Knochen – das war mir ja bekannt. Aber dass dort eine ganze, noch dazu recht gut erhaltene Leiche liegt … das war, nun ja, überraschend.
Also, wenn bei mir „wenig passiert“, dann passiert, nun, weniger.
Es geht auch noch weniger. Du wirst es noch sehen.
Ach, Werteste! Mit welchem Genuss lese ich die Reiseberichte.!Es ist als wäre ich dabei. Danke!
Das freut mich! Ich danke auch!
Mir läuft gerade das Wasser im Mund zusammen, nicht wegen der Heiligen im Gruselambiente (obwohl sie wahrscheinlich nichts dafür konnte), sondern der Kekse wegen.
Vermutlich gibt es viele solcher Geschäfte irgendwo, der Kindheitstraum meiner Schwiegermutter befindet sich in einem kleinen piemontesischen Städtchen mit Garessini, die auf der Zunge zergehen. Man kann sie in großen Mengen vorsichtig exportieren, allerdings werden sie nach kurzer Zeit hart und zäh, sodass man sie schnell verzehren (und verehren) muss …
Außerdem haben Sie auch für meine Weiterbildung gesorgt: Ich habe eben im Heiligenlexikon gelernt, dass „Ihre“ Lucia nicht diejenige ist, derentwegen man im Dezember mit Lichterkranz durchs Dunkel schreitet (und die leckeren Lussekatter verspeist; dieses Rezept verdanke ich der Kaltmamsell, so schließt sich ein kleiner Kreis), sondern eine andere Italienerin aus Syrakus, mit grauslichem Martyrium.
#bildungsblog
#genussblog
Ich bin immer wieder begeistert von der Qualität der Bilder. Was ist das für eine Kamera, wenn ich fragen darf?
iPhone 6.
Wie kommst Du nur auf diese tollen Unterkünfte in diesen pittoresken Örtchen?? Ich bin schwer begeistert.
Allerdings fällt mir folgendes auf: letzte Woche ein Dessous-Laden im Ort – nächste Woche ein Brautmodengeschäft?! Was will mir das sagen ;-)
Ich freue mich schon auf weitere Tage süßen Nichtstuns und die Berichte dazu – viel Spaß dabei!
Die ersten beiden Unterkünfte habe ich über homeaway.it gebucht – das ist die italienische Variante von Fewo-direkt.
Sonnelino – was für ein hübsches Wort. Und so passend. Das merke ich mir, danke dafür.
Sie finden ja auch gleich das Beste am langen Ferien machen: man macht zwar ’nichts‘ – aber meist heisst das ja nur, das nix geplant ist und man sich einfach mal treiben lassen kann.
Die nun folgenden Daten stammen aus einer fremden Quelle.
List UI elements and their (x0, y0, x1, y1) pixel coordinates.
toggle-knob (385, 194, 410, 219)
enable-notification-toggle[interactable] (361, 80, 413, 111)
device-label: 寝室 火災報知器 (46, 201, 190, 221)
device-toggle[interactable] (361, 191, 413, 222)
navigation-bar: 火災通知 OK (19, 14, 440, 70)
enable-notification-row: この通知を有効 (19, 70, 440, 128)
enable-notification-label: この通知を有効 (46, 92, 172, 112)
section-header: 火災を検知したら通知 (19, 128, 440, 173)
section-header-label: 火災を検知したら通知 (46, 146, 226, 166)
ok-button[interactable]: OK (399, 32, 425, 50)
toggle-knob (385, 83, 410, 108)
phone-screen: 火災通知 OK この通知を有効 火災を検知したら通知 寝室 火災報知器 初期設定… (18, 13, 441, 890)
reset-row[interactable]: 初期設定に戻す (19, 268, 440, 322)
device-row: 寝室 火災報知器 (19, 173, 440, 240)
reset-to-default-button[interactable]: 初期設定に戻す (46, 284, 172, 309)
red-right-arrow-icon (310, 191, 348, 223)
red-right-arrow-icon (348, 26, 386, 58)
Der Tag muss ja nicht vorbereitet werden, weil es noch genuegend weitere freie hat.
Eindruecklich finde ich aber im Moment vor allem auch die geschichtliche Perspektive. Wie lange dort schon Menschen sind und Ihre Strukturen hinterlassen. Hier bin ich gerade eher mit Amerika beschaeftigt, und die Tiefe die Sie hier zeigen fehlt mir dort doch irgendwie.
Ja, das finde ich auch. Alles um Rom herum gab’s schon vor Christus. Und alles andere, auf das ich in Italien bislang getroffen bin, war entweder frühes Mittelalter – oder spätestens 12./13. Jahrhundert.